SERANG – Terkait sengketa lahan di Pulau Sangiang, Desa Cikoneng, Kecamatan Anyar, antara warga dengan PT Pondok Kalimaya Putih (PKP) yang tidak kunjung ada penyelesaian, Gubernur Banten Wahidin Halim angkat bicara. Orang nomor satu di Banten yang akrab disapa WH itu meminta Bupati Serang Ratu Tatu Chasanah segera menyelesaikan persoalan tersebut.
WH mengaku, sudah melakukan koordinasi dengan bupati untuk menyelesaikan konflik antara warga dan pihak perusahaan di Pulau Sangiang. “Masyarakat harus diperlakukan adil. Saya bilang kepada bupati agar selesaikan itu (sengketa lahan-red),” ujar WH kepada wartawan usai menghadiri rapat paripurna di gedung DPRD Provinsi Banten, Kawasan Pusat Pemerintahan Provinsi Banten (KP3B), Kota Serang, Kamis (14/9).
Menurutnya, masyarakat Pulau Sangiang berhak melakukan perlawanan atas sengketa lahan yang sudah berlangsung bertahun-tahun itu. Ia juga menyayangkan sikap perusahaan yang mengusir masyarakat yang sudah lebih dulu tinggal di pulau tersebut.
“Lawan, hak masyarakat sudah lama itu. Masyarakat diusir-usir, enggak boleh.

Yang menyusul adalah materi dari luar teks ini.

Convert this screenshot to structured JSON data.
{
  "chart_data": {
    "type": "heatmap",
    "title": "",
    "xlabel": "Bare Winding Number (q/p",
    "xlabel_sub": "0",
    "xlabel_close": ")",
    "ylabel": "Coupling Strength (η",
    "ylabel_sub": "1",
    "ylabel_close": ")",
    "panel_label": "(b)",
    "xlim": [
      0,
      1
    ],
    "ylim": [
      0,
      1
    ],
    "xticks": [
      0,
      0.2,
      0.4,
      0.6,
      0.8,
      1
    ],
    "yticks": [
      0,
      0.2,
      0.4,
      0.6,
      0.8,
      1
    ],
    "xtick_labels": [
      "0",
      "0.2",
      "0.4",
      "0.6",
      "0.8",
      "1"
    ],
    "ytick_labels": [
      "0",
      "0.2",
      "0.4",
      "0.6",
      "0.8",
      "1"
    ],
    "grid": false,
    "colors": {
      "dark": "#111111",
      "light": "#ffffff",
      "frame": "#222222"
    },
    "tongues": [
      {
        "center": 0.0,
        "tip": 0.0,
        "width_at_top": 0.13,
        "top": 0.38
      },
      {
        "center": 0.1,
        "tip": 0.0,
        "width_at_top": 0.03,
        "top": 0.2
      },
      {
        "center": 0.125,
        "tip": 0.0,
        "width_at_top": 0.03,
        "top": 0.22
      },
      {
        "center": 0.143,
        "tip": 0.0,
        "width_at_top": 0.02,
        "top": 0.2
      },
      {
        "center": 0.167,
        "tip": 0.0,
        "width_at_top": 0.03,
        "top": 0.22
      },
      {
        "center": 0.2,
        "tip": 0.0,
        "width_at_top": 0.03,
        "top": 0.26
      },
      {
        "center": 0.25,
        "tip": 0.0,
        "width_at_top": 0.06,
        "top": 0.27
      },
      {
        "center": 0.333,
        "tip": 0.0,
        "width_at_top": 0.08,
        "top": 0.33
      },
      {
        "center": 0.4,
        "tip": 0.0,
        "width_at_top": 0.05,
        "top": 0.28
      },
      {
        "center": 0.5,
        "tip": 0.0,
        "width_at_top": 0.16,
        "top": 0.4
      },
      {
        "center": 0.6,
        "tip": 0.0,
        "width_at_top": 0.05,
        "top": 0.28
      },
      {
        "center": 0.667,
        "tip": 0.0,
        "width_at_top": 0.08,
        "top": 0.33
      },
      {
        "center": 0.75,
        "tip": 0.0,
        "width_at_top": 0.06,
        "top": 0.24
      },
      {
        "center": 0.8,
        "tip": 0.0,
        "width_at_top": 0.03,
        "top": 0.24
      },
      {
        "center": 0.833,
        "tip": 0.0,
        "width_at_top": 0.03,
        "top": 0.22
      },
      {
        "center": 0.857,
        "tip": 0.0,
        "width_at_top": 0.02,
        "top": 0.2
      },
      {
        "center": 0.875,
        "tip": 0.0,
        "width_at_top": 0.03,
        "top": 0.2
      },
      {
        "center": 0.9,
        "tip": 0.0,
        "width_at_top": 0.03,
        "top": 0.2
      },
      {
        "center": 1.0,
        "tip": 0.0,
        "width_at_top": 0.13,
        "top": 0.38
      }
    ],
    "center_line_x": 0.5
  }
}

Jangan dikuasai, itu aset pemerintah,” tegas WH.
Ia juga mengaku, sudah menugaskan bupati untuk menyelesaikan permasalahan tersebut karena menyangkut masalah masyarakat. “Saya sudah menugaskan bupati bahwa ini menyangkut masalah masyarakat atau penduduk yang sudah lama tinggal di situ,” ujarnya lagi.
Diketahui, Pemkab Serang telah melakukan upaya mediasi pada Selasa (12/9). Namun, pihak dari PT PKP mangkir saat mediasi sehingga masalah tidak ada penyelesaian.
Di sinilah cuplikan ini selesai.